Emma Thompson’s portrayal of the central character is excellent even though she can never quite shake off that ‘jolly hockey sticks’ aura she has about her. She brings a sense of depth to a character mostly defined only in terms of her sexual exploits and her ‘self-abasing’ love for a homosexual. Johnathan Pryce, an undervalued actor, gets all the best lines and gives a wonderful performance as Strachey which, while it may stray dangerously close to parody at times, adroitly captures the hopelessness of his love for Carrington and of the difficulties faced by a homosexual in a country that, for much of the period during which the film takes place, was still clinging to its Victorian values. His effeminacy is continually contrasted with the masculinity of the other men in Carrington’s life, and his lack of passion in contrast to that displayed by Mark Gertler (an overwrought Rufus Sewell), for example, only serves to deepen the mystery of Carrington’s attraction.
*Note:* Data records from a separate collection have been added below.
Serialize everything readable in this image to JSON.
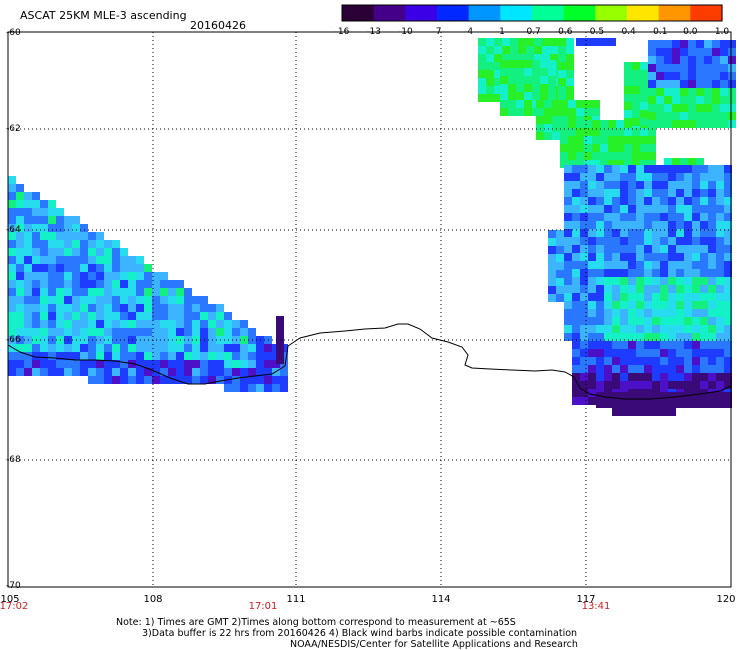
{
  "header": {
    "product": "ASCAT 25KM MLE-3 ascending",
    "date": "20160426"
  },
  "colorbar": {
    "tick_labels": [
      "-16",
      "-13",
      "-10",
      "-7",
      "-4",
      "-1",
      "-0.7",
      "-0.6",
      "-0.5",
      "-0.4",
      "-0.1",
      "0.0",
      "1.0"
    ],
    "colors": [
      "#2a0036",
      "#45008a",
      "#3c00e6",
      "#0028ff",
      "#0096ff",
      "#00e6ff",
      "#00ff96",
      "#00ff28",
      "#96ff00",
      "#ffe600",
      "#ff9600",
      "#ff3c00"
    ]
  },
  "axes": {
    "lat_labels": [
      "-60",
      "-62",
      "-64",
      "-66",
      "-68",
      "-70"
    ],
    "lon_labels": [
      "105",
      "108",
      "111",
      "114",
      "117",
      "120"
    ],
    "time_labels": [
      "17:02",
      "17:01",
      "13:41"
    ]
  },
  "footer": {
    "note1": "Note: 1) Times are GMT 2)Times along bottom correspond to measurement at ~65S",
    "note2": "3)Data buffer is 22 hrs from 20160426 4) Black wind barbs indicate possible contamination",
    "credit": "NOAA/NESDIS/Center for Satellite Applications and Research"
  }
}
The film is divided into chapters designed to indicate different stages in Carrington’s life and her relationship with Strachey. Initially, these come across as a series of tiny vignettes that cause the film to falter a little until Carrington and Strachey’s initial frostiness towards one another begins to thaw and the narrative begins to flow. Their relationship is central to the plot: other people — mostly lovers of Carrington, but also a boyfriend of Strachey’s — move in and out of their lives, but Dora and Lytton are the only constants. In a wonderfully staged scene towards the end of the film, Carrington watches from her garden at night as Lytton and his boyfriend prepare for bed, and as her former husband retires with his new wife, and her sense of exclusion, while not overtly displayed, is tangible nevertheless. Thompson and Pryce, in their scenes together, share a relaxed familiarity with each other that gives the viewer a real sense of watching a couple that have been married for years.

You don’t have to be an admirer of the works of Carrington and Strachey to enjoy this film — you don’t even have to be remotely familiar with them or their work — but you do need the sort of patience required to enjoy a film that unfolds at its own pace, and to endure the long-suffering Carrington’s quiet torment.